Now let’s talk about testing, specifically antibody testing, which measures the presence of an immune response to SARS-CoV-2, the virus that causes COVID-19.

Like screening, antibody testing has an important role to play in re-opening workplaces by helping employers better understand their populations’ prior exposure to the virus and the presence of an immune response. It’s relatively safe to administer and requires less extensive personal protective equipment (PPE), which makes it realistic for employers to offer it broadly to their workforces.

There has been a lot of discussion around the value antibody testing can provide, as the level and duration of protective immunity remain unknown. Regularly offering antibody testing (known as serial testing) provides value to employers. It gives them a way to track the prevalence of COVID-19 within their populations, which can inform their overarching strategies and help them plan for the future.

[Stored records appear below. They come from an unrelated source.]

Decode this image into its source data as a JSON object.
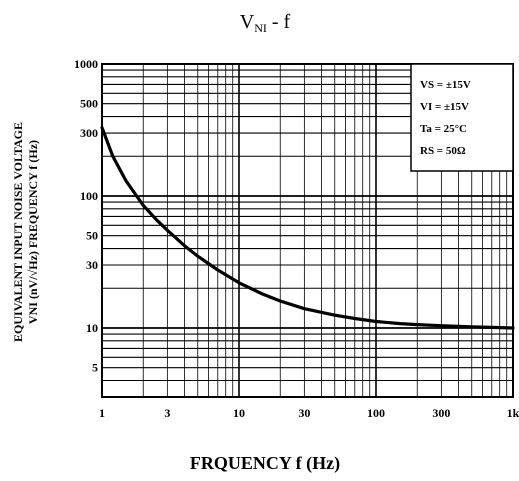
{
  "chart_data": {
    "type": "line",
    "title": "V",
    "title_sub": "NI",
    "title_suffix": " - f",
    "xlabel": "FRQUENCY f (Hz)",
    "ylabel_line1": "EQUIVALENT INPUT NOISE VOLTAGE",
    "ylabel_line2": "VNI (nV/√Hz) FREQUENCY f (Hz)",
    "xscale": "log",
    "yscale": "log",
    "xlim": [
      1,
      1000
    ],
    "ylim": [
      3,
      1000
    ],
    "x_ticks": [
      {
        "value": 1,
        "label": "1"
      },
      {
        "value": 3,
        "label": "3"
      },
      {
        "value": 10,
        "label": "10"
      },
      {
        "value": 30,
        "label": "30"
      },
      {
        "value": 100,
        "label": "100"
      },
      {
        "value": 300,
        "label": "300"
      },
      {
        "value": 1000,
        "label": "1k"
      }
    ],
    "y_ticks": [
      {
        "value": 5,
        "label": "5"
      },
      {
        "value": 10,
        "label": "10"
      },
      {
        "value": 30,
        "label": "30"
      },
      {
        "value": 50,
        "label": "50"
      },
      {
        "value": 100,
        "label": "100"
      },
      {
        "value": 300,
        "label": "300"
      },
      {
        "value": 500,
        "label": "500"
      },
      {
        "value": 1000,
        "label": "1000"
      }
    ],
    "grid": true,
    "legend_box": {
      "position": "top-right",
      "lines": [
        "VS = ±15V",
        "VI = ±15V",
        "Ta = 25°C",
        "RS = 50Ω"
      ]
    },
    "series": [
      {
        "x": [
          1,
          1.2,
          1.5,
          2,
          2.5,
          3,
          4,
          5,
          7,
          10,
          15,
          20,
          30,
          50,
          70,
          100,
          150,
          200,
          300,
          500,
          700,
          1000
        ],
        "y": [
          330,
          200,
          130,
          85,
          66,
          55,
          42,
          35,
          27.5,
          22,
          18,
          16,
          14,
          12.5,
          11.8,
          11.2,
          10.8,
          10.6,
          10.4,
          10.2,
          10.1,
          10
        ]
      }
    ]
  }
}
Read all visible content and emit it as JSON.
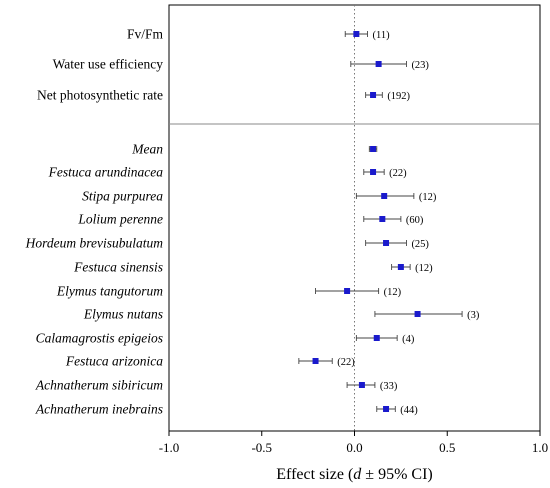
{
  "chart_data": {
    "type": "forest",
    "xlabel_prefix": "Effect size (",
    "xlabel_italic": "d",
    "xlabel_suffix": " ±  95% CI)",
    "xlim": [
      -1.0,
      1.0
    ],
    "x_ticks": [
      {
        "value": -1.0,
        "label": "-1.0"
      },
      {
        "value": -0.5,
        "label": "-0.5"
      },
      {
        "value": 0.0,
        "label": "0.0"
      },
      {
        "value": 0.5,
        "label": "0.5"
      },
      {
        "value": 1.0,
        "label": "1.0"
      }
    ],
    "reference_line": 0.0,
    "colors": {
      "point": "#1a1acc",
      "whisker": "#444444",
      "axis": "#000000",
      "divider": "#888888"
    },
    "panels": [
      {
        "name": "traits",
        "rows": [
          {
            "label": "Fv/Fm",
            "italic": false,
            "mean": 0.01,
            "lo": -0.05,
            "hi": 0.07,
            "n": "(11)"
          },
          {
            "label": "Water use efficiency",
            "italic": false,
            "mean": 0.13,
            "lo": -0.02,
            "hi": 0.28,
            "n": "(23)"
          },
          {
            "label": "Net photosynthetic rate",
            "italic": false,
            "mean": 0.1,
            "lo": 0.06,
            "hi": 0.15,
            "n": "(192)"
          }
        ]
      },
      {
        "name": "species",
        "rows": [
          {
            "label": "Mean",
            "italic": true,
            "mean": 0.1,
            "lo": 0.08,
            "hi": 0.12,
            "n": ""
          },
          {
            "label": "Festuca arundinacea",
            "italic": true,
            "mean": 0.1,
            "lo": 0.05,
            "hi": 0.16,
            "n": "(22)"
          },
          {
            "label": "Stipa purpurea",
            "italic": true,
            "mean": 0.16,
            "lo": 0.01,
            "hi": 0.32,
            "n": "(12)"
          },
          {
            "label": "Lolium perenne",
            "italic": true,
            "mean": 0.15,
            "lo": 0.05,
            "hi": 0.25,
            "n": "(60)"
          },
          {
            "label": "Hordeum brevisubulatum",
            "italic": true,
            "mean": 0.17,
            "lo": 0.06,
            "hi": 0.28,
            "n": "(25)"
          },
          {
            "label": "Festuca sinensis",
            "italic": true,
            "mean": 0.25,
            "lo": 0.2,
            "hi": 0.3,
            "n": "(12)"
          },
          {
            "label": "Elymus tangutorum",
            "italic": true,
            "mean": -0.04,
            "lo": -0.21,
            "hi": 0.13,
            "n": "(12)"
          },
          {
            "label": "Elymus nutans",
            "italic": true,
            "mean": 0.34,
            "lo": 0.11,
            "hi": 0.58,
            "n": "(3)"
          },
          {
            "label": "Calamagrostis epigeios",
            "italic": true,
            "mean": 0.12,
            "lo": 0.01,
            "hi": 0.23,
            "n": "(4)"
          },
          {
            "label": "Festuca arizonica",
            "italic": true,
            "mean": -0.21,
            "lo": -0.3,
            "hi": -0.12,
            "n": "(22)"
          },
          {
            "label": "Achnatherum sibiricum",
            "italic": true,
            "mean": 0.04,
            "lo": -0.04,
            "hi": 0.11,
            "n": "(33)"
          },
          {
            "label": "Achnatherum inebrains",
            "italic": true,
            "mean": 0.17,
            "lo": 0.12,
            "hi": 0.22,
            "n": "(44)"
          }
        ]
      }
    ]
  }
}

Keep in mind: screening and testing are tools for reducing transmission. They cannot fully stop the spread of COVID-19 or help people get better once they have it, but they do allow us to identify people who might be infected or at higher risk for future infection. When paired with other strategies, the combination of screening and antibody testing helps enhance workforce safety and demonstrates to employees that their employers are committed to their wellbeing.

Policies and design
As Americans go back to work, it becomes more difficult to employ social and physical distancing. Therefore, we need to help people maintain physical distancing through smart policies and workplace design. For example, one measure employers can consider is phasing in employees. This tactic will look different based on the employer, but could include alternating days, staggering shifts, or extending the traditional workday. Employers can also identify a limited number of necessary employees to return and strategically place them throughout the building to allow for physical distancing. But that alone won’t be enough. The number of meetings that take place in person should be reduced and replaced with virtual meetings, even once back in the office. Chairs can also be spread apart in common areas, such as cafeterias and breakrooms.

Healthy workplaces also encourage the use of cloth face coverings. Providing employees with cloth face coverings helps prevent individuals who might be unaware they are sick from spreading the illness. Simply put, when people are wearing a mask, they don’t touch their faces or bring foreign substances into their mouth and nose nearly as often. Masks are a visible and tangible sign of what an employer is doing to help keep their workers safe, once again reinforcing that it is possible to return to work and stay safe.

Healthcare access
This pandemic has created a new world, where many people — especially those with chronic conditions — no longer feel comfortable venturing far from home. In this new normal, healthcare access is more important than ever; diseases like diabetes and hypertension haven’t gone away in deference to coronavirus. To ensure access to care in a time when a typical doctor’s visit isn’t possible, providing virtual care is extremely important. When employees have access to services like primary care, wellness coaching, and behavioral health, they can receive necessary care from home and reduce the burden on our bricks and mortar health system while staying healthier and more productive.

Aside from emphasizing the importance of healthcare, it’s also a good idea to focus on overall health in the workplace. Continue communicating to your employees that they should stay home if they feel sick and check in virtually with their primary care provider. To battle those uncertainties, ensure your employees are able to maintain good hygiene by creating a work environment that promotes personal hygiene. I like the idea of placing hand sanitizer strategically and abundantly throughout a workplace. Not only do people use it, but it also serves as a reminder to wash hands frequently. Cleaning surfaces including doorknobs, faucets, and sink handles frequently also helps reduce spread.

As we head into the summer, it’s America’s companies who will be leading the reopening of our country. Please remember, just implementing one of these strategies won’t be enough. But when taken together and executed appropriately with high-quality partners, they work.